Fairness Ordinance petition language issue
By: Cole Miller
The Lincoln City Council approved the ordinance earlier this month. It protects gays and transgenders in the workplace.
As for the petition drive, it's being led by the Nebraska Family Council and Family First Nebraska. They say they now have enough signatures to ask the Lincoln City Council to leave the vote up to the people.
But they now face a bit of a road block. The groups say City Attorney Rod Confer told them the petitions were worded or formed improperly. Confer says because he represents the city and city officials, he can't offer legal advice to anyone but his clients.

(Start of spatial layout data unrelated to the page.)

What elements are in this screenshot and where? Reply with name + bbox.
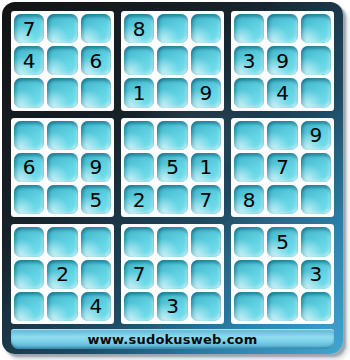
cell-r3c5[interactable] (157, 78, 187, 107)
cell-digit: 7 (276, 157, 289, 177)
site-url[interactable]: www.sudokusweb.com (88, 332, 258, 347)
cell-r3c7[interactable] (234, 78, 264, 107)
cell-r1c1[interactable]: 7 (14, 14, 44, 43)
cell-digit: 8 (133, 19, 146, 39)
box-2: 394 (231, 11, 334, 111)
cell-r2c2[interactable] (47, 46, 77, 75)
cell-r8c6[interactable] (191, 260, 221, 289)
cell-r9c2[interactable] (47, 292, 77, 321)
cell-digit: 5 (276, 232, 289, 252)
cell-digit: 3 (309, 264, 322, 284)
cell-r2c9[interactable] (301, 46, 331, 75)
cell-r7c7[interactable] (234, 227, 264, 256)
cell-r2c4[interactable] (124, 46, 154, 75)
cell-r7c3[interactable] (81, 227, 111, 256)
box-5: 978 (231, 118, 334, 218)
cell-r5c9[interactable] (301, 153, 331, 182)
cell-digit: 7 (133, 264, 146, 284)
cell-digit: 5 (166, 157, 179, 177)
box-8: 53 (231, 224, 334, 324)
cell-r6c3[interactable]: 5 (81, 185, 111, 214)
cell-r4c5[interactable] (157, 121, 187, 150)
cell-r3c3[interactable] (81, 78, 111, 107)
cell-r6c5[interactable] (157, 185, 187, 214)
box-4: 5127 (121, 118, 224, 218)
cell-r5c4[interactable] (124, 153, 154, 182)
cell-digit: 3 (243, 51, 256, 71)
cell-r5c3[interactable]: 9 (81, 153, 111, 182)
sudoku-board: 7468193946955127978247353 (11, 11, 334, 324)
cell-r7c1[interactable] (14, 227, 44, 256)
cell-r7c5[interactable] (157, 227, 187, 256)
board-frame: 7468193946955127978247353 www.sudokusweb… (2, 2, 343, 354)
box-0: 746 (11, 11, 114, 111)
cell-digit: 4 (276, 83, 289, 103)
cell-r9c5[interactable]: 3 (157, 292, 187, 321)
cell-digit: 3 (166, 296, 179, 316)
cell-r3c2[interactable] (47, 78, 77, 107)
cell-r8c2[interactable]: 2 (47, 260, 77, 289)
cell-r2c6[interactable] (191, 46, 221, 75)
cell-r6c2[interactable] (47, 185, 77, 214)
cell-r3c1[interactable] (14, 78, 44, 107)
cell-r9c4[interactable] (124, 292, 154, 321)
cell-r5c1[interactable]: 6 (14, 153, 44, 182)
cell-r9c7[interactable] (234, 292, 264, 321)
cell-digit: 4 (23, 51, 36, 71)
cell-r9c6[interactable] (191, 292, 221, 321)
cell-digit: 8 (243, 190, 256, 210)
cell-r1c6[interactable] (191, 14, 221, 43)
cell-r1c4[interactable]: 8 (124, 14, 154, 43)
cell-r5c6[interactable]: 1 (191, 153, 221, 182)
cell-r8c4[interactable]: 7 (124, 260, 154, 289)
cell-r4c9[interactable]: 9 (301, 121, 331, 150)
cell-r4c2[interactable] (47, 121, 77, 150)
cell-r1c8[interactable] (267, 14, 297, 43)
cell-digit: 5 (89, 190, 102, 210)
cell-r9c9[interactable] (301, 292, 331, 321)
cell-r6c1[interactable] (14, 185, 44, 214)
cell-r3c9[interactable] (301, 78, 331, 107)
cell-r8c1[interactable] (14, 260, 44, 289)
cell-r1c3[interactable] (81, 14, 111, 43)
cell-r5c7[interactable] (234, 153, 264, 182)
cell-r8c7[interactable] (234, 260, 264, 289)
cell-r5c8[interactable]: 7 (267, 153, 297, 182)
cell-digit: 2 (56, 264, 69, 284)
cell-r3c6[interactable]: 9 (191, 78, 221, 107)
cell-r1c5[interactable] (157, 14, 187, 43)
cell-r4c8[interactable] (267, 121, 297, 150)
cell-r1c7[interactable] (234, 14, 264, 43)
cell-r1c2[interactable] (47, 14, 77, 43)
cell-r2c7[interactable]: 3 (234, 46, 264, 75)
cell-r8c9[interactable]: 3 (301, 260, 331, 289)
cell-r6c6[interactable]: 7 (191, 185, 221, 214)
cell-digit: 4 (89, 296, 102, 316)
cell-r5c2[interactable] (47, 153, 77, 182)
box-6: 24 (11, 224, 114, 324)
cell-digit: 6 (23, 157, 36, 177)
cell-r4c7[interactable] (234, 121, 264, 150)
cell-r9c1[interactable] (14, 292, 44, 321)
cell-r2c1[interactable]: 4 (14, 46, 44, 75)
cell-r3c8[interactable]: 4 (267, 78, 297, 107)
cell-r2c3[interactable]: 6 (81, 46, 111, 75)
cell-digit: 9 (199, 83, 212, 103)
cell-r8c5[interactable] (157, 260, 187, 289)
cell-r7c4[interactable] (124, 227, 154, 256)
cell-digit: 6 (89, 51, 102, 71)
cell-r5c5[interactable]: 5 (157, 153, 187, 182)
cell-r4c4[interactable] (124, 121, 154, 150)
cell-r8c8[interactable] (267, 260, 297, 289)
box-3: 695 (11, 118, 114, 218)
box-7: 73 (121, 224, 224, 324)
cell-r6c8[interactable] (267, 185, 297, 214)
cell-digit: 9 (89, 157, 102, 177)
cell-r6c7[interactable]: 8 (234, 185, 264, 214)
cell-r6c9[interactable] (301, 185, 331, 214)
cell-r6c4[interactable]: 2 (124, 185, 154, 214)
cell-r7c6[interactable] (191, 227, 221, 256)
cell-digit: 1 (133, 83, 146, 103)
cell-digit: 9 (276, 51, 289, 71)
cell-r4c1[interactable] (14, 121, 44, 150)
box-1: 819 (121, 11, 224, 111)
cell-r7c8[interactable]: 5 (267, 227, 297, 256)
cell-r4c6[interactable] (191, 121, 221, 150)
cell-r2c8[interactable]: 9 (267, 46, 297, 75)
footer-bar: www.sudokusweb.com (11, 329, 334, 349)
cell-r1c9[interactable] (301, 14, 331, 43)
cell-r2c5[interactable] (157, 46, 187, 75)
cell-digit: 9 (309, 125, 322, 145)
cell-r8c3[interactable] (81, 260, 111, 289)
cell-r4c3[interactable] (81, 121, 111, 150)
cell-r3c4[interactable]: 1 (124, 78, 154, 107)
cell-digit: 2 (133, 190, 146, 210)
cell-r7c2[interactable] (47, 227, 77, 256)
cell-r9c3[interactable]: 4 (81, 292, 111, 321)
cell-r7c9[interactable] (301, 227, 331, 256)
cell-digit: 1 (199, 157, 212, 177)
cell-r9c8[interactable] (267, 292, 297, 321)
cell-digit: 7 (23, 19, 36, 39)
cell-digit: 7 (199, 190, 212, 210)
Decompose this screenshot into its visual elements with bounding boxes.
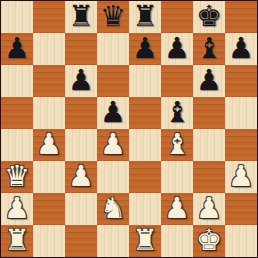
square-a6[interactable]	[1, 65, 33, 97]
white-pawn-piece[interactable]: ♟	[36, 129, 62, 160]
black-bishop-piece[interactable]: ♝	[164, 97, 190, 128]
black-pawn-piece[interactable]: ♟	[228, 33, 254, 64]
white-pawn-piece[interactable]: ♟	[68, 161, 94, 192]
square-g7[interactable]: ♝	[193, 33, 225, 65]
square-a2[interactable]: ♟	[1, 193, 33, 225]
white-queen-piece[interactable]: ♛	[4, 161, 30, 192]
square-e2[interactable]	[129, 193, 161, 225]
square-g4[interactable]	[193, 129, 225, 161]
square-c8[interactable]: ♜	[65, 1, 97, 33]
square-c6[interactable]: ♟	[65, 65, 97, 97]
white-king-piece[interactable]: ♚	[196, 225, 222, 256]
white-bishop-piece[interactable]: ♝	[164, 129, 190, 160]
black-pawn-piece[interactable]: ♟	[132, 33, 158, 64]
square-b2[interactable]	[33, 193, 65, 225]
black-king-piece[interactable]: ♚	[196, 1, 222, 32]
square-g8[interactable]: ♚	[193, 1, 225, 33]
square-e3[interactable]	[129, 161, 161, 193]
black-bishop-piece[interactable]: ♝	[196, 33, 222, 64]
square-e6[interactable]	[129, 65, 161, 97]
square-f8[interactable]	[161, 1, 193, 33]
square-h6[interactable]	[225, 65, 257, 97]
square-f7[interactable]: ♟	[161, 33, 193, 65]
black-rook-piece[interactable]: ♜	[132, 1, 158, 32]
square-d1[interactable]	[97, 225, 129, 257]
white-pawn-piece[interactable]: ♟	[228, 161, 254, 192]
square-d7[interactable]	[97, 33, 129, 65]
square-e7[interactable]: ♟	[129, 33, 161, 65]
square-a5[interactable]	[1, 97, 33, 129]
square-b8[interactable]	[33, 1, 65, 33]
square-e1[interactable]: ♜	[129, 225, 161, 257]
square-c3[interactable]: ♟	[65, 161, 97, 193]
square-e8[interactable]: ♜	[129, 1, 161, 33]
square-b7[interactable]	[33, 33, 65, 65]
square-f4[interactable]: ♝	[161, 129, 193, 161]
square-h5[interactable]	[225, 97, 257, 129]
square-g2[interactable]: ♟	[193, 193, 225, 225]
square-h8[interactable]	[225, 1, 257, 33]
black-pawn-piece[interactable]: ♟	[4, 33, 30, 64]
black-pawn-piece[interactable]: ♟	[68, 65, 94, 96]
white-pawn-piece[interactable]: ♟	[4, 193, 30, 224]
white-rook-piece[interactable]: ♜	[4, 225, 30, 256]
square-c4[interactable]	[65, 129, 97, 161]
square-a4[interactable]	[1, 129, 33, 161]
chess-board: ♜♛♜♚♟♟♟♝♟♟♟♟♝♟♟♝♛♟♟♟♞♟♟♜♜♚	[1, 1, 257, 257]
square-h7[interactable]: ♟	[225, 33, 257, 65]
white-knight-piece[interactable]: ♞	[100, 193, 126, 224]
square-c5[interactable]	[65, 97, 97, 129]
square-b3[interactable]	[33, 161, 65, 193]
white-pawn-piece[interactable]: ♟	[164, 193, 190, 224]
square-a7[interactable]: ♟	[1, 33, 33, 65]
square-g6[interactable]: ♟	[193, 65, 225, 97]
square-b1[interactable]	[33, 225, 65, 257]
black-pawn-piece[interactable]: ♟	[196, 65, 222, 96]
black-pawn-piece[interactable]: ♟	[164, 33, 190, 64]
white-rook-piece[interactable]: ♜	[132, 225, 158, 256]
square-c1[interactable]	[65, 225, 97, 257]
square-d8[interactable]: ♛	[97, 1, 129, 33]
square-g5[interactable]	[193, 97, 225, 129]
black-pawn-piece[interactable]: ♟	[100, 97, 126, 128]
white-pawn-piece[interactable]: ♟	[196, 193, 222, 224]
square-f3[interactable]	[161, 161, 193, 193]
square-d3[interactable]	[97, 161, 129, 193]
black-rook-piece[interactable]: ♜	[68, 1, 94, 32]
square-a3[interactable]: ♛	[1, 161, 33, 193]
square-g1[interactable]: ♚	[193, 225, 225, 257]
square-f2[interactable]: ♟	[161, 193, 193, 225]
square-a1[interactable]: ♜	[1, 225, 33, 257]
square-g3[interactable]	[193, 161, 225, 193]
square-c7[interactable]	[65, 33, 97, 65]
square-h4[interactable]	[225, 129, 257, 161]
square-e5[interactable]	[129, 97, 161, 129]
square-e4[interactable]	[129, 129, 161, 161]
square-h3[interactable]: ♟	[225, 161, 257, 193]
black-queen-piece[interactable]: ♛	[100, 1, 126, 32]
square-b5[interactable]	[33, 97, 65, 129]
square-c2[interactable]	[65, 193, 97, 225]
chess-board-frame: ♜♛♜♚♟♟♟♝♟♟♟♟♝♟♟♝♛♟♟♟♞♟♟♜♜♚	[0, 0, 258, 258]
square-d2[interactable]: ♞	[97, 193, 129, 225]
square-d5[interactable]: ♟	[97, 97, 129, 129]
square-f5[interactable]: ♝	[161, 97, 193, 129]
square-d6[interactable]	[97, 65, 129, 97]
square-b4[interactable]: ♟	[33, 129, 65, 161]
square-f1[interactable]	[161, 225, 193, 257]
square-a8[interactable]	[1, 1, 33, 33]
square-b6[interactable]	[33, 65, 65, 97]
square-h2[interactable]	[225, 193, 257, 225]
square-f6[interactable]	[161, 65, 193, 97]
square-d4[interactable]: ♟	[97, 129, 129, 161]
square-h1[interactable]	[225, 225, 257, 257]
white-pawn-piece[interactable]: ♟	[100, 129, 126, 160]
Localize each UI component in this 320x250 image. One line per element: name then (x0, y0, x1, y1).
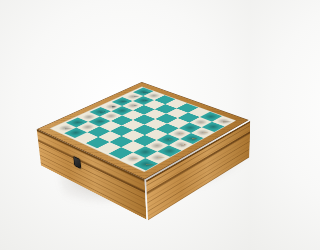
king-shape (187, 118, 196, 139)
bishop-shape (117, 83, 127, 102)
photo-stage (0, 0, 250, 250)
rook-shape (216, 109, 229, 121)
rook-shape (58, 116, 71, 128)
chess-box (37, 82, 249, 180)
bishop-shape (163, 129, 174, 151)
queen-shape (96, 96, 104, 112)
bishop-shape (83, 97, 93, 117)
latch-clasp (73, 156, 81, 169)
rook-shape (138, 151, 153, 165)
knight-shape (70, 101, 84, 122)
rook-shape (137, 81, 149, 92)
king-shape (107, 87, 115, 106)
perspective-scene (0, 0, 250, 250)
queen-shape (176, 128, 185, 145)
square-e4 (144, 119, 167, 129)
product-photo: { "game": "chess", "scene_description": … (0, 0, 250, 250)
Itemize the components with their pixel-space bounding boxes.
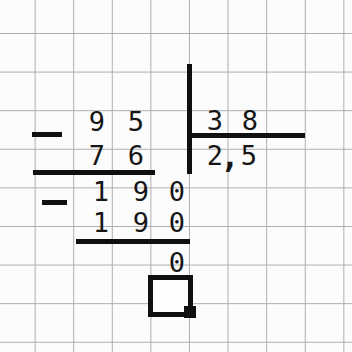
subtrahend2-digit-1: 1 — [93, 209, 109, 236]
answer-box-resize-handle-icon[interactable] — [184, 306, 196, 318]
subtrahend2-digit-9: 9 — [133, 209, 149, 236]
subtrahend1-digit-6: 6 — [128, 142, 144, 169]
divider-vertical-line — [187, 64, 192, 174]
dividend-digit-5: 5 — [128, 108, 144, 135]
minus-sign-1 — [32, 132, 62, 137]
subtraction-underline-2 — [76, 239, 190, 244]
minus-sign-2 — [42, 200, 67, 205]
bringdown-row-digit-9: 9 — [133, 178, 149, 205]
quotient-digit-5: 5 — [241, 142, 257, 169]
divisor-digit-3: 3 — [207, 107, 223, 134]
division-worksheet-board: 9538762,51901900 — [0, 0, 352, 352]
dividend-digit-9: 9 — [89, 108, 105, 135]
subtrahend1-digit-7: 7 — [89, 142, 105, 169]
final-remainder-digit-0: 0 — [169, 249, 185, 276]
bringdown-row-digit-0: 0 — [169, 178, 185, 205]
quotient-decimal-comma: , — [220, 141, 239, 173]
subtrahend2-digit-0: 0 — [169, 209, 185, 236]
divisor-digit-8: 8 — [242, 107, 258, 134]
bringdown-row-digit-1: 1 — [93, 178, 109, 205]
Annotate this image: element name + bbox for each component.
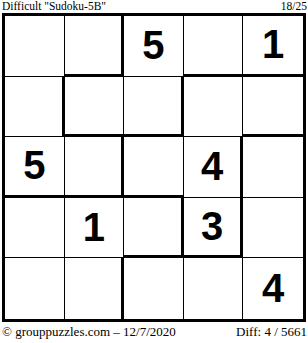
puzzle-page: Difficult "Sudoku-5B" 18/25 5 1 5 4 1 3 … — [0, 0, 308, 343]
cell-r3c1: 5 — [5, 137, 65, 198]
cell-r4c4: 3 — [184, 198, 244, 259]
footer: © grouppuzzles.com – 12/7/2020 Diff: 4 /… — [2, 324, 307, 340]
cell-r4c1[interactable] — [5, 198, 65, 259]
cell-r4c5[interactable] — [243, 198, 303, 259]
cell-r3c2[interactable] — [65, 137, 125, 198]
cell-r5c3[interactable] — [124, 258, 184, 319]
header: Difficult "Sudoku-5B" 18/25 — [2, 0, 307, 12]
cell-r2c3[interactable] — [124, 77, 184, 138]
cell-r1c4[interactable] — [184, 16, 244, 77]
cell-r4c2: 1 — [65, 198, 125, 259]
cell-r1c1[interactable] — [5, 16, 65, 77]
cell-r5c5: 4 — [243, 258, 303, 319]
cell-r5c2[interactable] — [65, 258, 125, 319]
sudoku-grid: 5 1 5 4 1 3 4 — [2, 13, 306, 322]
cell-r3c5[interactable] — [243, 137, 303, 198]
footer-copyright: © grouppuzzles.com – 12/7/2020 — [2, 324, 176, 340]
cell-r2c1[interactable] — [5, 77, 65, 138]
footer-difficulty: Diff: 4 / 5661 — [236, 324, 307, 340]
cell-r5c4[interactable] — [184, 258, 244, 319]
cell-r3c4: 4 — [184, 137, 244, 198]
cell-r1c2[interactable] — [65, 16, 125, 77]
cell-r1c3: 5 — [124, 16, 184, 77]
cell-r2c4[interactable] — [184, 77, 244, 138]
cell-counter: 18/25 — [281, 0, 307, 12]
cell-r4c3[interactable] — [124, 198, 184, 259]
page-title: Difficult "Sudoku-5B" — [2, 0, 106, 12]
cell-r5c1[interactable] — [5, 258, 65, 319]
cell-r1c5: 1 — [243, 16, 303, 77]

Family First Nebraska executive director Dale Bydalek says his team of lawyers can't find anything wrong with the petition language.
“We've looked at it. We can't see anything that we believe is detrimental to the petition process. So, we're left to guess at what Mr. Confer could be talking about,” said Bydalek.
The groups want the citizens of Lincoln to be able to vote on the ordinance.
“Bottom line is, it seems to me that on this issue, the Mayor, the City Council, the City Attorney would not so much want to govern us but basically rule over us in the way they've dealt with the issue and I think that rubs people the wrong way,” said Bydalek.
We spoke with Confer, but he didn't offer any additional comment. Thursday afternoon, Mayor Chris Beutler released a statement saying “the city attorney is bound by both state and city law to defend any measure passed by the city council and signed by the mayor. He cannot ethically represent both sides of an issue.”
The group has until Monday night to collect 2,500 signatures, but we're told they already have at least 5,000.
If the signatures are verified a couple of things could happen: The city council could repeal the ordinance and put it on the ballot for voters. Or, the city could challenge the petition in court.